La menace extrémiste au cœur des cinématographies tunisiennes

Dans une Tunisie où l’ombre du radicalisme pèse à travers des tentatives d’attentats par-ci et là, les Journées Cinématographiques de Carthage, manifestation culturelle importante pour les cinémas d’Afrique et Arabes, résistent face à la menace terroriste et ce autant dans la tenue de l’événement que dans le contenu des films tunisiens sélectionnés. Retour sur un festival en résistance.

À peine quelques jours avant l’ouverture d’un des plus grands festivals de films sur le continent africain, une femme se fait exploser en plein centre ville de la capitale Tunis. La direction des JCC rassure la presse et le public que cet événement n’aura pas de conséquences sur la tenue de la manifestation si ce n’est le renforcement de la sécurité autour de l’avenue Bourguiba qui abrite plusieurs endroits clés tels que l’hôtel Africa, quartier général du festival, le Colisée, salle de cinéma où sont notamment projetés les films de longs métrages fictions en compétition. Et selon le directeur général Nejib Ayed qui occupe cette fonction pour la deuxième année consécutive, aucun invité n’a décliné l’invitation.

Fatwa de Mahmoud ben Mahmoud – Tanit d’Or du long métrage fiction

Si les Tunisien.ne.s ont choisi de ne pas accorder de l’importance à la menace extrémiste qui s’est accentuée davantage après la chute du régime Ben Ali en 2012, les cinéastes eux questionnent et interpellent à travers leur caméra.
Fatwa de Mahmoud ben Mahmoud – Tanit d’Or de la sélection long métrage fiction de cette édition 2018 – suit un père de retour au pays suite à la perte de son fils, disparu dans des conditions mystérieuses au sein des groupes extrémistes auprès desquels ils s’est intégrés.

Weldi de Mohamed Ben Attia – présenté en première mondiale à la Quinzaine des Réalisateurs à Cannes en mai – raconte un couple de classe moyenne en milieu urbain inquiet quant au changement de comportement de leur fils unique. Alors qu’ils attribuent cette attitude à l’approche des examens, le cher enfant disparaît soudainement pour la Syrie.

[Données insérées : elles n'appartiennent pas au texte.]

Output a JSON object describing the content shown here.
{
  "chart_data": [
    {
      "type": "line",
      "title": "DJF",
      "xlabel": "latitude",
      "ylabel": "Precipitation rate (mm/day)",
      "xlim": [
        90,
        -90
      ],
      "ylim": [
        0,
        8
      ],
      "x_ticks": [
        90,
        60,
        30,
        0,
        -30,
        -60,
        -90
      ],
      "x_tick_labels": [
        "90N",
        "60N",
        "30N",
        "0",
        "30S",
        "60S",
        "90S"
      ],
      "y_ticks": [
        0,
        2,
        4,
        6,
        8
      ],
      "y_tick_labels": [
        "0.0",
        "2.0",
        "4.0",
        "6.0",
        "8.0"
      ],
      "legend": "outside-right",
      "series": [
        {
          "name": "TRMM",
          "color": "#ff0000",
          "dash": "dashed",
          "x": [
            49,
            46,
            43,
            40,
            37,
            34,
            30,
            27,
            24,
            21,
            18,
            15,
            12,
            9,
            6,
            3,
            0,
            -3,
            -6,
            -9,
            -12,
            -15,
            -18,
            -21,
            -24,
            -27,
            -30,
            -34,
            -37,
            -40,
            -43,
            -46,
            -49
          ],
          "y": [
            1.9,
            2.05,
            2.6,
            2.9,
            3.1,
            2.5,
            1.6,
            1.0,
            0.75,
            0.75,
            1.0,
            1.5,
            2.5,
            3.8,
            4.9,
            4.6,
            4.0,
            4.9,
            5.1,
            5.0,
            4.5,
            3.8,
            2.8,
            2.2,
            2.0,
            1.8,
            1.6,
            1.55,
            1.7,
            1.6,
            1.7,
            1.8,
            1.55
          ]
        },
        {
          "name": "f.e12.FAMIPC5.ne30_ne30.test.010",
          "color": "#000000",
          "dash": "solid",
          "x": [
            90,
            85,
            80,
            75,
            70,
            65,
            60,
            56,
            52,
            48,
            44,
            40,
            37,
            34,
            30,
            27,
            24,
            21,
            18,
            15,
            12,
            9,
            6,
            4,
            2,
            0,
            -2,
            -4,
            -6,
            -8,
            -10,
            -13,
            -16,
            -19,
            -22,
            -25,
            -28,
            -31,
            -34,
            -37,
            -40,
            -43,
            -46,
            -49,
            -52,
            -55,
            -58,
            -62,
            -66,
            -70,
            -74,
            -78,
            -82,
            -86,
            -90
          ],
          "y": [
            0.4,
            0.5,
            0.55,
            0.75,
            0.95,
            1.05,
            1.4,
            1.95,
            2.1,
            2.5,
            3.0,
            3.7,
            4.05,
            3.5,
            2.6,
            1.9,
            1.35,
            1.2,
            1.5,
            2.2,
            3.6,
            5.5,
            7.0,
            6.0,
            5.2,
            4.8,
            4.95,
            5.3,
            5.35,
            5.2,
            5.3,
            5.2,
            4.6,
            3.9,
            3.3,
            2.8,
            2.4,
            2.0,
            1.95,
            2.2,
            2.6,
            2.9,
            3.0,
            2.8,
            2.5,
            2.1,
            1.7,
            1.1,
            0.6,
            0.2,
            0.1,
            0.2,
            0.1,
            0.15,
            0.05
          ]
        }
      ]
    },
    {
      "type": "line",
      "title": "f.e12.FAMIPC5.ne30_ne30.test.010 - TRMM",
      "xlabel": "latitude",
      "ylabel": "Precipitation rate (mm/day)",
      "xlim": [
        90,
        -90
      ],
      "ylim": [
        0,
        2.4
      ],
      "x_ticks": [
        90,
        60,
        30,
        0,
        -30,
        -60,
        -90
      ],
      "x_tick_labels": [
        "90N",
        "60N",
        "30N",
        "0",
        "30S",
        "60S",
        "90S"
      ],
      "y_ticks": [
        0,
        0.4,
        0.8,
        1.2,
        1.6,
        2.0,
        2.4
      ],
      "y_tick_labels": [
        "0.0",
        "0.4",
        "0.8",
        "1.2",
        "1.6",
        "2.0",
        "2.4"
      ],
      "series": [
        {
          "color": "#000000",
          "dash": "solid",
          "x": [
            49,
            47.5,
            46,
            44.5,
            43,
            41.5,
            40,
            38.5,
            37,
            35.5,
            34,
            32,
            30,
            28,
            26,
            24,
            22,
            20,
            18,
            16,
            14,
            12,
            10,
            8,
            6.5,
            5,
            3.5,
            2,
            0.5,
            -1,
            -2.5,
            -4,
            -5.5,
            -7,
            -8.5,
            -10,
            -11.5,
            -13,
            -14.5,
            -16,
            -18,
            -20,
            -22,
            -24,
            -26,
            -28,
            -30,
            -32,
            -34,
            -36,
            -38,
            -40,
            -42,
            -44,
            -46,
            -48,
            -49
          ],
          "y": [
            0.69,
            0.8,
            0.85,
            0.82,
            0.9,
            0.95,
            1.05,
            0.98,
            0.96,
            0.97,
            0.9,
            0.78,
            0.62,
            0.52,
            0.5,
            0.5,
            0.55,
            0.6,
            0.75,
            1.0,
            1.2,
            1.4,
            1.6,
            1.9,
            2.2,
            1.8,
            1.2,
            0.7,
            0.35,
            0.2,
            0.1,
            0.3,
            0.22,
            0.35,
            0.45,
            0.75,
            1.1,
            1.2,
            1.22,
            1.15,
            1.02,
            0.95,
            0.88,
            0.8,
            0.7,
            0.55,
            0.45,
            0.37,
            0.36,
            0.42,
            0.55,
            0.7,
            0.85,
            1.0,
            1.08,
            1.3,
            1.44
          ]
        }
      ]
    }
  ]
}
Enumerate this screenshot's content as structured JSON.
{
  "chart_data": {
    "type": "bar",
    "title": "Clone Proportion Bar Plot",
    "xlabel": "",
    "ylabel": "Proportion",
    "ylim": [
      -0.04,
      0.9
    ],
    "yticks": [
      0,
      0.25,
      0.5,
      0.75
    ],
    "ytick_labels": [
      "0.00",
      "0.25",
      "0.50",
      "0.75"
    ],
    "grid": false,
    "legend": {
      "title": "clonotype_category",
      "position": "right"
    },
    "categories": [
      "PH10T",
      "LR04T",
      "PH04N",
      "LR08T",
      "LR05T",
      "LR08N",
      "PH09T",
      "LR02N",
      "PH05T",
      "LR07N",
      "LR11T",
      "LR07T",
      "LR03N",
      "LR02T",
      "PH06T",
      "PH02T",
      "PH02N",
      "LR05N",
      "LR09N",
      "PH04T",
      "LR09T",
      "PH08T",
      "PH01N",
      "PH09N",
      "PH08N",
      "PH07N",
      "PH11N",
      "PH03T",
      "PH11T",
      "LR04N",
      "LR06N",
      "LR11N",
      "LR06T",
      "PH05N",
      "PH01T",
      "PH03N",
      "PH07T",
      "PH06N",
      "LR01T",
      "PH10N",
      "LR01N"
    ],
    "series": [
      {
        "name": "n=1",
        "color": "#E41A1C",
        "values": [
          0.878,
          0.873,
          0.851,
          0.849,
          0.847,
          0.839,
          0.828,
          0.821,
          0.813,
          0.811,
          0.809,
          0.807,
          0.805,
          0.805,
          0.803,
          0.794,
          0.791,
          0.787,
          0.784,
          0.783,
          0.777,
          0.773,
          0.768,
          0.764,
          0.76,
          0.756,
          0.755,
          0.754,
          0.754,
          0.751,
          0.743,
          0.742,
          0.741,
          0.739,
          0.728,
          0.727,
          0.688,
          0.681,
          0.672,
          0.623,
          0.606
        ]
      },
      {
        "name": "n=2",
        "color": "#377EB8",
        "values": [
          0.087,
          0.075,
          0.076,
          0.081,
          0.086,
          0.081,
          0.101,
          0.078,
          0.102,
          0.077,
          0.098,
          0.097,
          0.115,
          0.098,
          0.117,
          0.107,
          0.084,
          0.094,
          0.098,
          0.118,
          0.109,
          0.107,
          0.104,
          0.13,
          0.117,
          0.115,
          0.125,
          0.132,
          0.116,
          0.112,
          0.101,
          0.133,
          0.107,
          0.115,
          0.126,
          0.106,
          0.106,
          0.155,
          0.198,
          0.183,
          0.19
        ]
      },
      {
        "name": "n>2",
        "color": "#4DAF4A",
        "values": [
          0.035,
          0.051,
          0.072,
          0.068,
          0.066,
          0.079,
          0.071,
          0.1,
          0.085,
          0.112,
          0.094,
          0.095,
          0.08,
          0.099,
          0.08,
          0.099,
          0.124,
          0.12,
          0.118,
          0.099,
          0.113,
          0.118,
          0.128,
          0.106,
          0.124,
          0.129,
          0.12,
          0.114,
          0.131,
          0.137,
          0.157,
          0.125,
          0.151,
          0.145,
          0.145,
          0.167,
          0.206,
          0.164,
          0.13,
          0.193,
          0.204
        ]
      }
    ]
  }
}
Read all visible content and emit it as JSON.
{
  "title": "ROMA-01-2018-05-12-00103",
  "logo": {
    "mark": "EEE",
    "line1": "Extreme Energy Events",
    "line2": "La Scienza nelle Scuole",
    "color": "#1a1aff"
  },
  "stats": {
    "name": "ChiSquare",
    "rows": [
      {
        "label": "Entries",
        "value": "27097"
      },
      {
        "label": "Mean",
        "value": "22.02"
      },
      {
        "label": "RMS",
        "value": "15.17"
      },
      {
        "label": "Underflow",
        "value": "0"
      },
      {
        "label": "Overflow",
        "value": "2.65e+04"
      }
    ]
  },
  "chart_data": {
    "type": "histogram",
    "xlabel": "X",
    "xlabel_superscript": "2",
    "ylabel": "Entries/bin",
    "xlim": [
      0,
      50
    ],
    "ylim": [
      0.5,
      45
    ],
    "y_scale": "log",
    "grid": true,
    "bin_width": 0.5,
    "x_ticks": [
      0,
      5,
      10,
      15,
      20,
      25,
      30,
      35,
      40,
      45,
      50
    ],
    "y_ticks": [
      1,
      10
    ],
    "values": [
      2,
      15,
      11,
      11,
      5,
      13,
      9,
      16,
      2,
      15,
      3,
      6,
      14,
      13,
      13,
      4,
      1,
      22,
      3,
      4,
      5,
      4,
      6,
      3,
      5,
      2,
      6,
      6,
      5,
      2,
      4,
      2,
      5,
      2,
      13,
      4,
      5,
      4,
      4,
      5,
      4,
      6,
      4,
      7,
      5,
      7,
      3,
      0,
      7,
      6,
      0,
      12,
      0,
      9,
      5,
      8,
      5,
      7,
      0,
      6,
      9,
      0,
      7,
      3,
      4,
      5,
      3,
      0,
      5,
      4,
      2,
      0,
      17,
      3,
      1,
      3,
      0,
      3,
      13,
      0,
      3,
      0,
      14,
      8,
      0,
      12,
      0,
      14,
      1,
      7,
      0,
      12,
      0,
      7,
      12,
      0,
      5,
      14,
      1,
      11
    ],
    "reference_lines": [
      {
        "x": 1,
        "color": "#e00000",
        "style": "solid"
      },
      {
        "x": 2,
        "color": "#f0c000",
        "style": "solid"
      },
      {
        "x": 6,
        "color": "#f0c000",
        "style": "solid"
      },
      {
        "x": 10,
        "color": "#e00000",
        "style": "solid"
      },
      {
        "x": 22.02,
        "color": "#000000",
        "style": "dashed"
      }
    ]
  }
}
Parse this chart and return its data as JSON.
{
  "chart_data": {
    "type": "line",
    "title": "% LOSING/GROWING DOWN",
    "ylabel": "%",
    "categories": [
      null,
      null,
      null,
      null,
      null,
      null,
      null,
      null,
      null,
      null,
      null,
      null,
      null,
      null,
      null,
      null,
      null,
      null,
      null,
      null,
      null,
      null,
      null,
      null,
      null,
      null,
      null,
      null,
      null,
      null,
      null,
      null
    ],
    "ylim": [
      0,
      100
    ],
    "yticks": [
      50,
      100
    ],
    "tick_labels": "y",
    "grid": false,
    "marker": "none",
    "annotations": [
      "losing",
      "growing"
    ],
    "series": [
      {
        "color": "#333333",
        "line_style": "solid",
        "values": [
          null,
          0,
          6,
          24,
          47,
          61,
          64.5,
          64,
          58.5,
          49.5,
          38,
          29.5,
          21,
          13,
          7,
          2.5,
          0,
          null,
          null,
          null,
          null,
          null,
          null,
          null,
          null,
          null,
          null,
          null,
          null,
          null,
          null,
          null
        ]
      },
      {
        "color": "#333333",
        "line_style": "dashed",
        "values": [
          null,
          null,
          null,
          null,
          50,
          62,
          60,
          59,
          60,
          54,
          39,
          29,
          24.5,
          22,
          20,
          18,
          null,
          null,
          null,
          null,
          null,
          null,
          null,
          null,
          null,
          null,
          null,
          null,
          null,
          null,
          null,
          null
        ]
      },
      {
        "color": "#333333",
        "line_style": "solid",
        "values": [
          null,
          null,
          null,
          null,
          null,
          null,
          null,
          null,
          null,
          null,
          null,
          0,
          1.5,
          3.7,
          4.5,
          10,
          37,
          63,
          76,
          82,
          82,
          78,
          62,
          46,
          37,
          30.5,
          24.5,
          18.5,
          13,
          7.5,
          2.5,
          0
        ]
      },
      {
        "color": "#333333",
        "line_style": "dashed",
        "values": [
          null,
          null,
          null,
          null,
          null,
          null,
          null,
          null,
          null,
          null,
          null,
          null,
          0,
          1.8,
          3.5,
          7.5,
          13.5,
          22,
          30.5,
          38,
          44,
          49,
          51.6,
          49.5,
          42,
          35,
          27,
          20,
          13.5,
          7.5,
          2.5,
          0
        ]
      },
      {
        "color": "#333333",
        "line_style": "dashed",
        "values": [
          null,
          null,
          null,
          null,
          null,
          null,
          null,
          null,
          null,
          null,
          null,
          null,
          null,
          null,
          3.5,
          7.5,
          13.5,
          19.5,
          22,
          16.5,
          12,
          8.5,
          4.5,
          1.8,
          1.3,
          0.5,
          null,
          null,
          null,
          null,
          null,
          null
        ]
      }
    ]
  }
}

Brotherhood de Meryem Joobeur – Tanit d’Or du court métrage fiction

Enfin, Brotherhood de Meryem Joobeur – Tanit d’Or pour la catégorie court métrage fiction – s’insère dans le microcosme d’une famille qui vit en milieu rural qui voit son fils aîné rentrer à la maison après un séjour en Syrie. Cette tentative de réconciliation familiale se déroule dans le Nord-Ouest du pays à une centaine de kilomètres de Tunis, une région assez pauvre où on enregistre un taux particulièrement élevé de départ des jeunes en Syrie et autres pays ou opère l’organisation EI.
Dans tous les cas de figures que présentent ces films, les parents semblent désemparés face à ce fléau qui touche leur société dans la réalité.
En effet, La Tunisie enregistre en effet le taux le plus élevé des combattants étrangers. Bien que réputée comme étant l’un des pays musulmans les plus tolérants, la société tunisienne s’est aussi radicalisée depuis quelques années. Plus de femmes portent le voile, les jeunes rebelles joignent les mouvements radicaux en nombre.

À travers leur œuvre, ces créateurs et créatrices d’images posent les problématiques essentielles et se posent les questions : la société parviendra-elle à surmonter cette impasse? Les familles vont-elles réintégrer leurs fils et filles au sein du cercle familial? Les cinématographies tunisiennes nous le diront les prochaines années.